Du 3 au 6 avril 2025 à Bordeaux, le Fonds de dotation Quartus pour l’architecture organise une série de rencontres, ateliers et explorations urbaines sur la manière de concevoir et habiter les villes. Un événement dont Libération est partenaire.
Entre 1994 et 1997, lorsque j’étudiais à Genève, se loger était déjà un véritable défi. Depuis une vingtaine d’années, des groupes militants revendiquaient un accès au logement abordable et un droit à vivre un projet collectif en occupant des immeubles vacants dans une ville où la spéculation immobilière était très forte.
Mes recherches de logement s’orientent rapidement vers un immeuble occupé depuis peu à Carouge. Dans ce squat, je rencontre un groupe d’une douzaine d’habitants composé d’étudiants, d’artisans et d’artistes. L’immeuble, datant de la fin du XIXe siècle, possédait deux niveaux avec combles au-dessus d’un grand rez-de-chaussée commercial. A l’arrière, une coursive distribuait l’ensemble de l’habitation composée d’une dizaine de pièces. Nous étions installés comme dans une grande maison.
Avant mon arrivée, les habitants avaient convenu de la façon d’occuper les espaces : la grande pièce au premier serait dédiée à l’espace commun dans lequel une cuisine partagée serait installée, les chambres de taille variable seraient attribuées en fonction de la situation de couple ou de célibat mais aussi de la nécessité de travailler chez soi, une grande salle de bain commune viendrait compléter les lavabos présents dans chacune des chambres…
Par la suite, régulièrement, nous discutions des évolutions à apporter à la programmation de «notre» immeuble. L’espace commercial du rez-de-chaussée fut transformé en restaurant associatif, les combles inoccupés furent adaptés en chambre d’hôtes pour accueillir temporairement les personnes en situation de précarité. Ainsi, le projet de vie partagé s’est co-construit pendant trois années dans l’échange autour de valeurs simples de partage et de définition des communs tout en étant attentif à l’intimité de chacun.
Cette expérience collective, vécue depuis l’intérieur, a largement contribué à caractériser mon parcours professionnel tant dans le cadre académique de mon enseignement que dans celui de l’agence Fagart & Fontana. Grâce à la démonstration d’une vie collective possible, les squats ont établi un modèle d’habitat fonctionnel pour une partie de la population, inspirant les coopératives de logements qui connaissent aujourd’hui un grand succès en Suisse.

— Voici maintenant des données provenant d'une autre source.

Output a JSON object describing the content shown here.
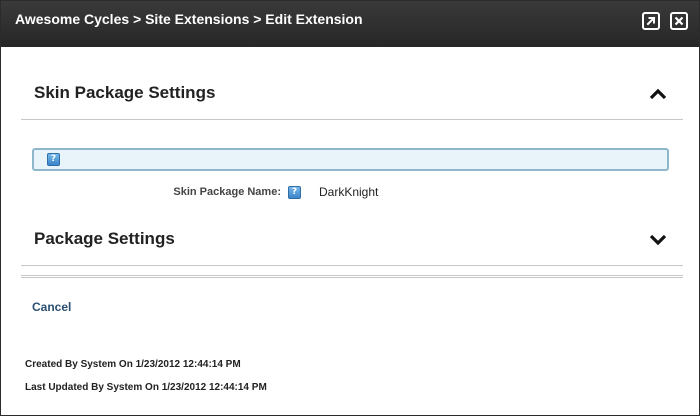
{
  "window": {
    "title": "Awesome Cycles > Site Extensions > Edit Extension",
    "icons": {
      "maximize": "expand-arrow-icon",
      "close": "close-x-icon"
    }
  },
  "sections": {
    "skin": {
      "label": "Skin Package Settings",
      "expanded": true,
      "chevron": "chevron-up-icon"
    },
    "package": {
      "label": "Package Settings",
      "expanded": false,
      "chevron": "chevron-down-icon"
    }
  },
  "info_bar": {
    "help_icon_text": "?"
  },
  "skin_package": {
    "name_label": "Skin Package Name:",
    "help_icon_text": "?",
    "name_value": "DarkKnight"
  },
  "actions": {
    "cancel_label": "Cancel"
  },
  "audit": {
    "created": "Created By System On 1/23/2012 12:44:14 PM",
    "updated": "Last Updated By System On 1/23/2012 12:44:14 PM"
  },
  "colors": {
    "titlebar": "#2f2f2f",
    "info_bar_bg": "#e8f4fa",
    "info_bar_border": "#8fb7cc",
    "link": "#2c4f73",
    "help_icon": "#3b86c9"
  }
}
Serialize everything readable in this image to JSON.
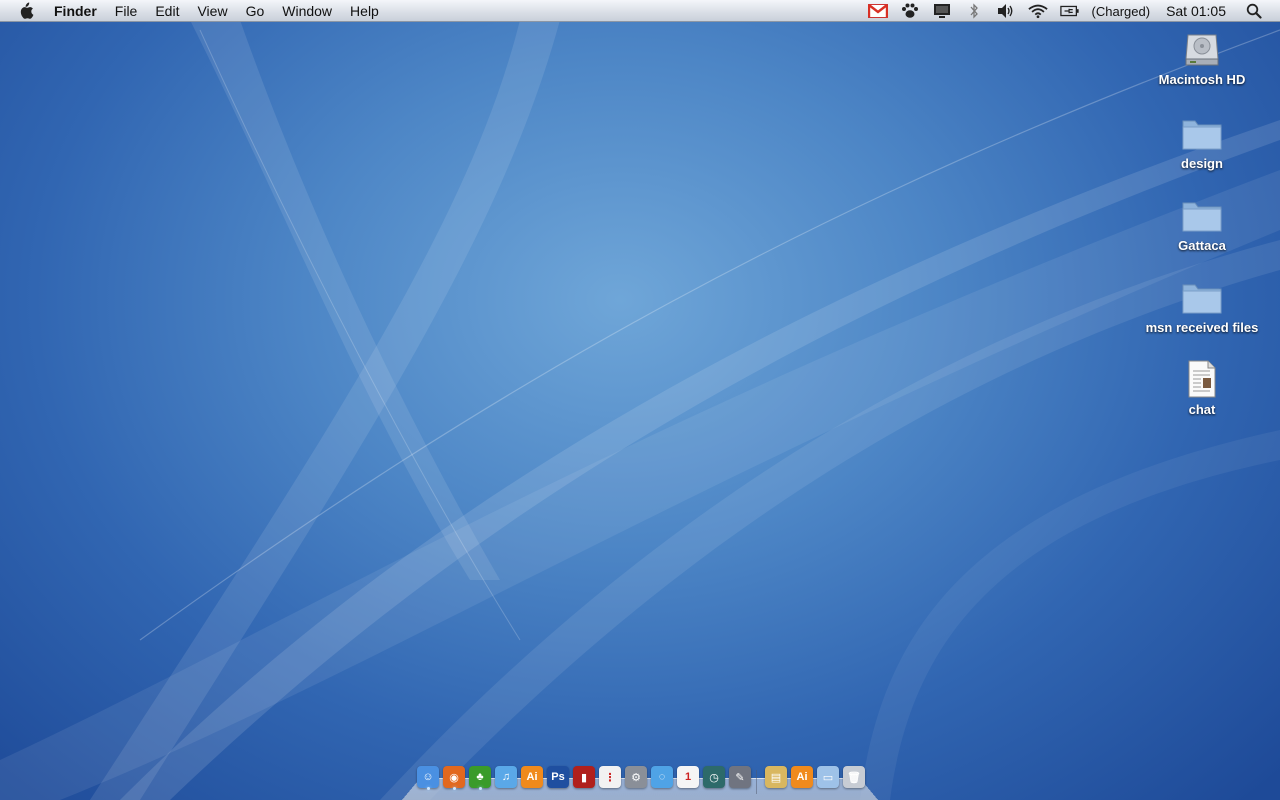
{
  "menubar": {
    "apple_icon": "apple-icon",
    "items": [
      {
        "label": "Finder",
        "bold": true
      },
      {
        "label": "File"
      },
      {
        "label": "Edit"
      },
      {
        "label": "View"
      },
      {
        "label": "Go"
      },
      {
        "label": "Window"
      },
      {
        "label": "Help"
      }
    ],
    "status": {
      "icons": [
        "gmail-icon",
        "paw-icon",
        "display-icon",
        "bluetooth-icon",
        "volume-icon",
        "wifi-icon",
        "battery-icon"
      ],
      "battery_text": "(Charged)",
      "clock": "Sat 01:05",
      "spotlight_icon": "spotlight-icon"
    }
  },
  "desktop": {
    "icons": [
      {
        "label": "Macintosh HD",
        "kind": "hard-drive-icon"
      },
      {
        "label": "design",
        "kind": "folder-icon"
      },
      {
        "label": "Gattaca",
        "kind": "folder-icon"
      },
      {
        "label": "msn received files",
        "kind": "folder-icon"
      },
      {
        "label": "chat",
        "kind": "document-icon"
      }
    ]
  },
  "dock": {
    "apps": [
      {
        "name": "finder-icon",
        "color": "#4a90e2",
        "glyph": "☺",
        "running": true
      },
      {
        "name": "firefox-icon",
        "color": "#e2681e",
        "glyph": "◉",
        "running": true
      },
      {
        "name": "adium-icon",
        "color": "#3a9b2a",
        "glyph": "♣",
        "running": true
      },
      {
        "name": "itunes-icon",
        "color": "#5aa8e8",
        "glyph": "♫",
        "running": false
      },
      {
        "name": "illustrator-icon",
        "color": "#f08a1c",
        "glyph": "Ai",
        "running": false
      },
      {
        "name": "photoshop-icon",
        "color": "#1f4fa0",
        "glyph": "Ps",
        "running": false
      },
      {
        "name": "red-app-icon",
        "color": "#b0201c",
        "glyph": "▮",
        "running": false
      },
      {
        "name": "text-edit-icon",
        "color": "#f2f2f2",
        "glyph": "⋮",
        "running": false
      },
      {
        "name": "system-preferences-icon",
        "color": "#8a8f98",
        "glyph": "⚙",
        "running": false
      },
      {
        "name": "ichat-icon",
        "color": "#4fa3e6",
        "glyph": "◌",
        "running": false
      },
      {
        "name": "ical-icon",
        "color": "#f5f5f5",
        "glyph": "1",
        "running": false
      },
      {
        "name": "time-machine-icon",
        "color": "#2d6a6a",
        "glyph": "◷",
        "running": false
      },
      {
        "name": "script-editor-icon",
        "color": "#707480",
        "glyph": "✎",
        "running": false
      }
    ],
    "others": [
      {
        "name": "applications-stack-icon",
        "color": "#d9b760",
        "glyph": "▤"
      },
      {
        "name": "documents-stack-icon",
        "color": "#f08a1c",
        "glyph": "Ai"
      },
      {
        "name": "downloads-folder-icon",
        "color": "#9ec2e8",
        "glyph": "▭"
      },
      {
        "name": "trash-icon",
        "color": "#c7ccd4",
        "glyph": "🗑"
      }
    ]
  }
}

Les couloirs se transforment en rues intérieures
A l’heure où les enjeux de la ville durable nous incitent à ne plus détruire et à explorer le potentiel d’adaptation de bâtiments existants, nous nous intéressons à la mutation du bâti, suivant une dynamique de continuité et de réinvention, tout en interrogeant la dimension sociale. Définir collectivement la programmation, élaborer les règles du vivre ensemble, explorer la capacité des immeubles existants à muter et spatialiser une architecture du commun sont autant d’entrées possibles pour repenser le logement collectif contemporain. Les halls ne sont plus de simples lieux de transit, ils deviennent des espaces de rencontre et d’échange. Les couloirs se transforment en rues intérieures, les escaliers éclairés en lieux de sociabilité. Les logements, loin des standards, offrent de nombreuses typologies adaptées aux besoins et aux parcours résidentiels de chacun : grands appartements partagés combinant espaces privatifs et collectifs, petits appartements autonomes complétés d’espaces partagés et équipés, etc.
En explorant collectivement ces territoires de projet, nous pourrions contribuer à «renouveler la ville depuis l’intérieur», une ville plus généreuse, attentive et juste.